Tryphenia was born ca 1733, according to the parish census, and died after 1806. The District of Columbia was portioned off in 1791 and Discovery lay just within the boundaries of the new District. She was already the mother of two sons, William North, b. 1754, and John North, b. ca. 1755. Both used the name Masters in later life and received 1/3 of William's estate at his death.
In 1760 William received a deed of gift from his father of a negro woman, Bess, and her increase and all land not already given to his siblings, with house and plantation. (Prince Georges Co. Deed Lib. RR, fol. 60-61) It is interesting to note that a negro, Bess, was included in Margaret's deed of gift to her son-in-law, John Chappell in 1776. (Frederick Co. Deed Lib. BD#2, fol. 446)
When his brother in law, Ezekiel Goslin, died in 1766 and his brother, Robert, died in 1770, William signed as next of kin with his father (Original Inventories, box 4, folder 86; Frederick Co. Inv. Lib 104, fol. 176).

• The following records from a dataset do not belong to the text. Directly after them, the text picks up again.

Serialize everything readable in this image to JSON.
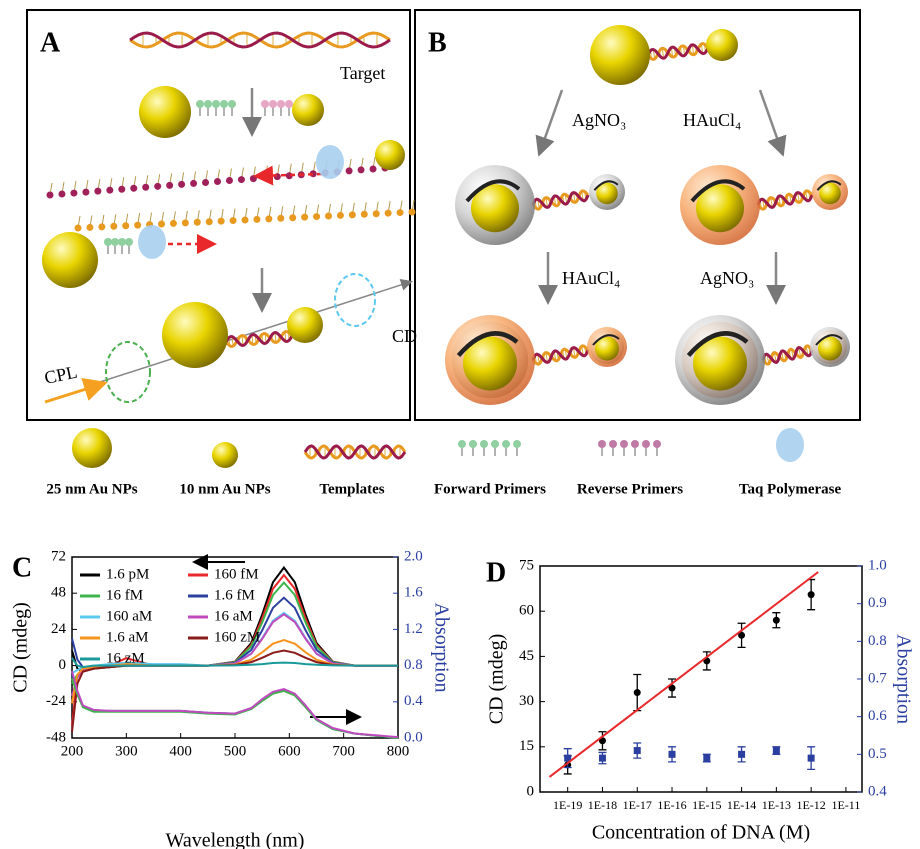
{
  "panel_a": {
    "label": "A",
    "target": "Target",
    "cd": "CD",
    "cpl": "CPL"
  },
  "panel_b": {
    "label": "B",
    "reagents": [
      "AgNO₃",
      "HAuCl₄",
      "HAuCl₄",
      "AgNO₃"
    ]
  },
  "legend": [
    "25 nm Au NPs",
    "10 nm Au NPs",
    "Templates",
    "Forward Primers",
    "Reverse Primers",
    "Taq Polymerase"
  ],
  "chart_data": [
    {
      "type": "line",
      "label": "C",
      "x_label": "Wavelength (nm)",
      "y_label": "CD (mdeg)",
      "y2_label": "Absorption",
      "legend": "upper left",
      "x": [
        200,
        210,
        220,
        240,
        270,
        300,
        350,
        400,
        450,
        500,
        530,
        550,
        570,
        590,
        610,
        630,
        650,
        680,
        720,
        800
      ],
      "xlim": [
        200,
        800
      ],
      "xticks": [
        200,
        300,
        400,
        500,
        600,
        700,
        800
      ],
      "ylim": [
        -48,
        72
      ],
      "yticks": [
        -48,
        -24,
        0,
        24,
        48,
        72
      ],
      "y2lim": [
        0,
        2
      ],
      "y2ticks": [
        {
          "value": 0,
          "label": "0.0"
        },
        0.4,
        0.8,
        1.2,
        1.6,
        {
          "value": 2,
          "label": "2.0"
        }
      ],
      "series": [
        {
          "name": "1.6 pM",
          "color": "#000000",
          "values": [
            10,
            -2,
            -4,
            -2,
            -1,
            0,
            0,
            0,
            0,
            2.6,
            15,
            33.8,
            55.3,
            65,
            55.3,
            33.8,
            15,
            2.6,
            0,
            0
          ]
        },
        {
          "name": "160 fM",
          "color": "#e8282a",
          "values": [
            -40,
            -6,
            -3,
            -1,
            0,
            5,
            0,
            0,
            0,
            2.4,
            13.8,
            31.2,
            51,
            60,
            51,
            31.2,
            13.8,
            2.4,
            0,
            0
          ]
        },
        {
          "name": "16 fM",
          "color": "#3cb54a",
          "values": [
            -12,
            -6,
            -3,
            -2,
            -1,
            0,
            0,
            0,
            0,
            2.2,
            12.7,
            28.6,
            46.8,
            55,
            46.8,
            28.6,
            12.7,
            2.2,
            0,
            0
          ]
        },
        {
          "name": "1.6 fM",
          "color": "#2b3fa0",
          "values": [
            18,
            4,
            -1,
            -1,
            0,
            0,
            0,
            0,
            0,
            1.8,
            10.4,
            23.4,
            38.3,
            45,
            38.3,
            23.4,
            10.4,
            1.8,
            0,
            0
          ]
        },
        {
          "name": "160 aM",
          "color": "#5bc8ef",
          "values": [
            -5,
            -3,
            -1,
            0,
            1,
            2,
            1,
            1,
            0,
            1.4,
            8.1,
            18.2,
            29.8,
            35,
            29.8,
            18.2,
            8.1,
            1.4,
            0,
            0
          ]
        },
        {
          "name": "16 aM",
          "color": "#c04bbf",
          "values": [
            -20,
            -8,
            -3,
            -1,
            0,
            0,
            0,
            0,
            0,
            1.4,
            7.8,
            17.7,
            28.9,
            34,
            28.9,
            17.7,
            7.8,
            1.4,
            0,
            0
          ]
        },
        {
          "name": "1.6 aM",
          "color": "#f7941d",
          "values": [
            -25,
            -6,
            -2,
            -1,
            0,
            1,
            0,
            0,
            0,
            0.7,
            3.9,
            8.8,
            14.5,
            17,
            14.5,
            8.8,
            3.9,
            0.7,
            0,
            0
          ]
        },
        {
          "name": "160 zM",
          "color": "#8b1a1a",
          "values": [
            -44,
            -12,
            -4,
            -2,
            -1,
            0,
            0,
            0,
            0,
            0.4,
            2.3,
            5.2,
            8.5,
            10,
            8.5,
            5.2,
            2.3,
            0.4,
            0,
            0
          ]
        },
        {
          "name": "16 zM",
          "color": "#1a9a9a",
          "values": [
            5,
            0,
            -1,
            0,
            0,
            0,
            0,
            0,
            0,
            0.1,
            0.5,
            1,
            1.7,
            2,
            1.7,
            1,
            0.5,
            0.1,
            0,
            0
          ]
        },
        {
          "axis": "y2",
          "color": "#2b3fa0",
          "values": [
            0.7,
            0.5,
            0.35,
            0.3,
            0.3,
            0.3,
            0.3,
            0.3,
            0.28,
            0.27,
            0.33,
            0.42,
            0.5,
            0.53,
            0.48,
            0.35,
            0.2,
            0.1,
            0.05,
            0
          ]
        },
        {
          "axis": "y2",
          "color": "#3cb54a",
          "values": [
            0.66,
            0.48,
            0.34,
            0.29,
            0.29,
            0.29,
            0.29,
            0.29,
            0.27,
            0.26,
            0.32,
            0.41,
            0.49,
            0.52,
            0.47,
            0.34,
            0.2,
            0.1,
            0.05,
            0
          ]
        },
        {
          "axis": "y2",
          "color": "#c04bbf",
          "values": [
            0.74,
            0.52,
            0.36,
            0.31,
            0.3,
            0.3,
            0.3,
            0.3,
            0.28,
            0.27,
            0.33,
            0.43,
            0.51,
            0.54,
            0.49,
            0.36,
            0.21,
            0.11,
            0.05,
            0.01
          ]
        }
      ]
    },
    {
      "type": "scatter",
      "label": "D",
      "x_label": "Concentration of DNA (M)",
      "y_label": "CD (mdeg)",
      "y2_label": "Absorption",
      "x_scale": "log",
      "xlim": [
        1.6e-20,
        2.9e-11
      ],
      "xticks": [
        {
          "value": 1e-19,
          "label": "1E-19"
        },
        {
          "value": 1e-18,
          "label": "1E-18"
        },
        {
          "value": 1e-17,
          "label": "1E-17"
        },
        {
          "value": 1e-16,
          "label": "1E-16"
        },
        {
          "value": 1e-15,
          "label": "1E-15"
        },
        {
          "value": 1e-14,
          "label": "1E-14"
        },
        {
          "value": 1e-13,
          "label": "1E-13"
        },
        {
          "value": 1e-12,
          "label": "1E-12"
        },
        {
          "value": 1e-11,
          "label": "1E-11"
        }
      ],
      "ylim": [
        0,
        75
      ],
      "yticks": [
        0,
        15,
        30,
        45,
        60,
        75
      ],
      "y2lim": [
        0.4,
        1
      ],
      "y2ticks": [
        0.4,
        0.5,
        0.6,
        0.7,
        0.8,
        0.9,
        {
          "value": 1,
          "label": "1.0"
        }
      ],
      "series": [
        {
          "color": "#000000",
          "marker": "circle",
          "x": [
            1e-19,
            1e-18,
            1e-17,
            1e-16,
            1e-15,
            1e-14,
            1e-13,
            1e-12
          ],
          "values": [
            9,
            17,
            33,
            34.5,
            43.5,
            52,
            57,
            65.5
          ],
          "errors": [
            3,
            3,
            6,
            3,
            3,
            4,
            2.5,
            5
          ]
        },
        {
          "color": "#2b3fa0",
          "marker": "square",
          "axis": "y2",
          "x": [
            1e-19,
            1e-18,
            1e-17,
            1e-16,
            1e-15,
            1e-14,
            1e-13,
            1e-12
          ],
          "values": [
            0.49,
            0.49,
            0.51,
            0.5,
            0.49,
            0.5,
            0.51,
            0.49
          ],
          "errors": [
            0.025,
            0.015,
            0.02,
            0.02,
            0.01,
            0.02,
            0.01,
            0.03
          ]
        },
        {
          "color": "#e8282a",
          "style": "line",
          "x": [
            3e-20,
            1.6e-12
          ],
          "values": [
            5,
            73
          ]
        }
      ]
    }
  ]
}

According to the census of St. John's and King George's Parish, taken in 1776, William, age 53, had four males in his household, age 12, 10, 8, 6. Tryphenia was 43 and there were four females in the household, ages 20, 15, 4, 3. 2 male slaves, age 4 and 2, three female slaves, age 35, 7. 5. Tryphenia's son, William North Masters, was listed in a separate household, age 22, wife, Mary age 29, daughters, age 6 and 1, one slave.
William wrote his will on Sept. 11, 1775 and it was probated Nov. 7, 1777 (Original, Maryland State Archives, Box 12, folder 57; also Orphan's Court lib ST#2, fol. 91-2). He left the children of Margaret Masters 1 shilling each; the children of Tryphenia North 1/3 of the estate shared between them. The children of Tryphenia and himself received the other 2/3 of the estate in 12 years (when the youngest would be of age). Witnesses were Matthew Wigfield, Azariah Gatton and Samuel Warner, jr. The executor's bond was given by Tryphenia North, with George Beane and Azariah Gatton as sureties. (all bondsmen were children of Thomas and Elizabeth Gatton, George Beane having married Mary Gatton, Azariah's sister). The inventory amounted to £232.4, with Notly Gatton and Azariah Gatton as kin. (Original, Maryland State Archives, Box 25, folder 50; Prince Georges Co. Inv. Liber GS#2, fol. 23; Prince Georges Co. Accounts Bk #2, 1758-1788)
Tryphenia was on the tax roll of 1781 and 1791 and the 1800 census of DC, Prince Georges Co. section.